“Tired” said the chief complaint, and little else.
“Mom’s real tired, she don’t want to eat, and she’s lost some weight”.
how much weight?
“About 45 pounds”.
since when?
“Over about the last 4 months, and she’s always been skinny. She says sometimes she don’t want to eat ’cause her stomach hurts.”
I know it’s cancer, I assume they don’t know, and I wonder how they’ll take it. The patient is beyond caring, a thin late-middle aged woman who’s only here because she was too weak to enforce her stubborn will on her daughters.
I order the tests. Chest Xray is unremarkable, labs show some anemia. The abdominal CT looks like a grave to me: a liver riddled with dark spots that can only mean one thing.
We need to talk about your mom’s tests. There’s no good way to say this: your mom has cancer, it’s pretty advanced, and I don’t think she has much time left.
“We figured that was it, but she wouldn’t come in to see no doctor”.
They knew, but had to know, and I understand that desire to have an answer, to be able to predict the future because the now is explained.

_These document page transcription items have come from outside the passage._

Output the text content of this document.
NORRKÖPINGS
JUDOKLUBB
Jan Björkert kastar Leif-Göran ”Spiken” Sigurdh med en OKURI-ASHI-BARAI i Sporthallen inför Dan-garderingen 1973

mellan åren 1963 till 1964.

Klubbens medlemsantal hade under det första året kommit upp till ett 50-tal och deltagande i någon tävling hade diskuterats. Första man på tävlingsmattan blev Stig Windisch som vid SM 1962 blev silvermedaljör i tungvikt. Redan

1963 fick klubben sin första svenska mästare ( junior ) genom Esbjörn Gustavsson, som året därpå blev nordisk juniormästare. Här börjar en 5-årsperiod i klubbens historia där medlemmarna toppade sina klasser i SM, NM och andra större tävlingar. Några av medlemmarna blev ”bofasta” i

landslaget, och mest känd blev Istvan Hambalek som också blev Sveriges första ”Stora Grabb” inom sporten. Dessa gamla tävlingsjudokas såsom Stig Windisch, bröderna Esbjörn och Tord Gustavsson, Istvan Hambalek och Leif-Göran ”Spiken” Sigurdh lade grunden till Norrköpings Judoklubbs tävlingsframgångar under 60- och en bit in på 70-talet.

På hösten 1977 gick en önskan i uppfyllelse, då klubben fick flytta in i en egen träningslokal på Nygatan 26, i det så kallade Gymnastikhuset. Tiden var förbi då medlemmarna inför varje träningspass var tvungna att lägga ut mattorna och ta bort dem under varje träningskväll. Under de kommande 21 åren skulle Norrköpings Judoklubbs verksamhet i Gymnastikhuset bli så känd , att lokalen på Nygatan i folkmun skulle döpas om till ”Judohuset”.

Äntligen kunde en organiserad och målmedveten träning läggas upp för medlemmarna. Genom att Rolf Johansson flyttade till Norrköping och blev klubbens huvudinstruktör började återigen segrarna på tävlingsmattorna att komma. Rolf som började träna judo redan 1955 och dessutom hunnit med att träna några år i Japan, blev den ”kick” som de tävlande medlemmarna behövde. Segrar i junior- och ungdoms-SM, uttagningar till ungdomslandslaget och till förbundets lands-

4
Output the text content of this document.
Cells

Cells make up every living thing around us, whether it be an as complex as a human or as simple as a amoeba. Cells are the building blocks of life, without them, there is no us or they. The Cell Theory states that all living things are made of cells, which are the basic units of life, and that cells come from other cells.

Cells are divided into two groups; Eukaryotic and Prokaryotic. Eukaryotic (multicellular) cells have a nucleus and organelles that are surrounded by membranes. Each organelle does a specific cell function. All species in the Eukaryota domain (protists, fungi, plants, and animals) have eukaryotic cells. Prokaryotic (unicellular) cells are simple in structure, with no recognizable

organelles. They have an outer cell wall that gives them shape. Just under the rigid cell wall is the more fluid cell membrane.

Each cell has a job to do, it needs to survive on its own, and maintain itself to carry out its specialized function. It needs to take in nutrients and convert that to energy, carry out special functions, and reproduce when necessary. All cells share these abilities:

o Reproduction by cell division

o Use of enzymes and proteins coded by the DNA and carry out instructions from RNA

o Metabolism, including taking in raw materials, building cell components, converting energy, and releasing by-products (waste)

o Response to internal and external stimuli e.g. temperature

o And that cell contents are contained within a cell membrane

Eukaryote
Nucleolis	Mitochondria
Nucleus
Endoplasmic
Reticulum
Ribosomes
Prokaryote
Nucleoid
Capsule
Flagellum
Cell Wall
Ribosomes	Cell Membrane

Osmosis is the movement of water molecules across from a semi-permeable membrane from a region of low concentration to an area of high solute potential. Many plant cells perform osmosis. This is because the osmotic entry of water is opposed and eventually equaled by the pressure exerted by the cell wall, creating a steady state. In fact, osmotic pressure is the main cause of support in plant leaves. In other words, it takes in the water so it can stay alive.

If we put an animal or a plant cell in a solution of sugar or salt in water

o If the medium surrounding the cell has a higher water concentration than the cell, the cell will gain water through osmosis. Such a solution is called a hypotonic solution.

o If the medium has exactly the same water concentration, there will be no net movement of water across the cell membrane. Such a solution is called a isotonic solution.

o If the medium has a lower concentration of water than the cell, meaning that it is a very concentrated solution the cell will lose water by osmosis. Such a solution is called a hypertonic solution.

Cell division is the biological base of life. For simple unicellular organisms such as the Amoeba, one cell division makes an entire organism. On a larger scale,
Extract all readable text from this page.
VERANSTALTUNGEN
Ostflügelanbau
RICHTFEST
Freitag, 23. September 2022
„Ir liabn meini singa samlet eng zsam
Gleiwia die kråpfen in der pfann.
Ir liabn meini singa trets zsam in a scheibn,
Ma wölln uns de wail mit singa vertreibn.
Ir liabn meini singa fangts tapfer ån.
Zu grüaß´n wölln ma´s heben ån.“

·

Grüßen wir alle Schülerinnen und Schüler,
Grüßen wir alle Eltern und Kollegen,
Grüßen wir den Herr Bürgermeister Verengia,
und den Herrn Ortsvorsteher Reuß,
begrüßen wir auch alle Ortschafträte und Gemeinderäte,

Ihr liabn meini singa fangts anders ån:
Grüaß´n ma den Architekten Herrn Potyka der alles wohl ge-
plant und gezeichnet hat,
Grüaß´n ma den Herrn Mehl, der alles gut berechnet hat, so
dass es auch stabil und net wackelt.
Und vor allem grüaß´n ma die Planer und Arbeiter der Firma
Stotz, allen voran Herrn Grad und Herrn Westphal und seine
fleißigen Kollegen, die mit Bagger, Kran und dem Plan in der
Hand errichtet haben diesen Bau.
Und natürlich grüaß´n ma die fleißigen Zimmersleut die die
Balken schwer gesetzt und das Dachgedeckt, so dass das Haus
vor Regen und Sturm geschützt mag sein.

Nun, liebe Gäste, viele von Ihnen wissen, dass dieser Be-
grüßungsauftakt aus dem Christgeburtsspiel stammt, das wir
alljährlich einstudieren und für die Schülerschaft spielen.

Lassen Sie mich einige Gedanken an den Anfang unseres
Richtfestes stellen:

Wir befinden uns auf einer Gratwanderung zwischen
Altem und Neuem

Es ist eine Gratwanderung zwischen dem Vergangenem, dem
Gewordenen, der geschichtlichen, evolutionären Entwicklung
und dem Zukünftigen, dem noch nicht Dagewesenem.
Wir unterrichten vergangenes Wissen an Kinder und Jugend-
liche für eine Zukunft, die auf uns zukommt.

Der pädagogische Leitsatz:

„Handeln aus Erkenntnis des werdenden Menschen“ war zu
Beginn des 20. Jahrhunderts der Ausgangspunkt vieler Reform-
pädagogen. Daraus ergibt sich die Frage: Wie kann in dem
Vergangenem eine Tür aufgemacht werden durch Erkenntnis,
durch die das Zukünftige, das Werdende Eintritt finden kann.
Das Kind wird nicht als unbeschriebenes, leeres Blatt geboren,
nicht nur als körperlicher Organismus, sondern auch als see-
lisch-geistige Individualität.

I think about this sometimes. Many people bring me their problems: some I can help, many I cannot, and occasionally I give terrible news. Life and medicine can be very painful, on both sides of the gown.
Also posted on LingualNerve
Sigh. That’s sad. We’ve all seen those and they’re lousy. The problem is, these patients are afraid to go to the doctor because they’re afraid of getting bad news and it gets to be a self-fulfilling prophecy. If you don’t go to the doc for 10 or 15 years something is bound to go wrong with you.
I lost both my brother and mother to cancers. While both received what treatment they could and both lasted far longer than original predictions, in the end there was nothing more to be done.
I am amazed and thankful for the Doctors and Nurses who deal with this terrible part of life. I wonder at the strength of these people who daily deal with the some of the most hopeless of medical cases, yet continue to do their best for the patients and their families.
So, just in case you haven?t heard it recently, or enough, Thank you.
No, Michael, from all of us, thank you.